Yesterday was a great day! I was constantly reminded of how blessed and fortunate I am to have the people in my life that I do.

I started the morning joking with my doctor that he’s a little late to be worrying about my liver. He laughed and sent me down the hall for my regular bloodwork. Work was productive and I took a lunch break outside the office. Hell wasn’t frozen over; I just wanted to celebrate my best friend’s birthday and how much she means to me. My daughter called to tell me her interview went really well. The principal even pulled her aside after to let her know she did a great job. At the end of the workday, I hit a speed bump I thought was a brick wall. I paused and took a few deep breaths to avoid panicking. Then I had an epiphany – ASK FOR HELP. Those three small words that used to seem so hard and carry so much fear of failure to me. No joke, ten minutes after asking for help an angel came to my rescue and the problem was solved. Crisis averted, Ci meltdown avoided. All I had to do was use those three small words.

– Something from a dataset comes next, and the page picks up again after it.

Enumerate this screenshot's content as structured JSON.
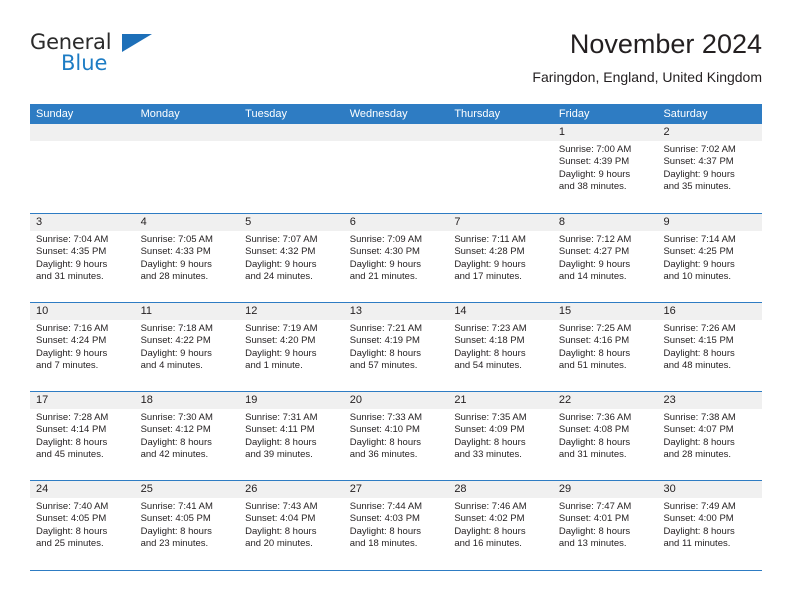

I finished the day at my women’s meeting getting my six-month chip with women who have given me unconditional friendship, love, and support over the last six months. There’s a lot of shit days in recovery. There’s a lot of shit day in life. Days like yesterday make up for the bad days. They motivate and inspire me to push through the hard times and ask for help when I need it. I have the support, strength, and power of an army behind me ready and waiting to help. I’m also part of the army ready and waiting for others to need me.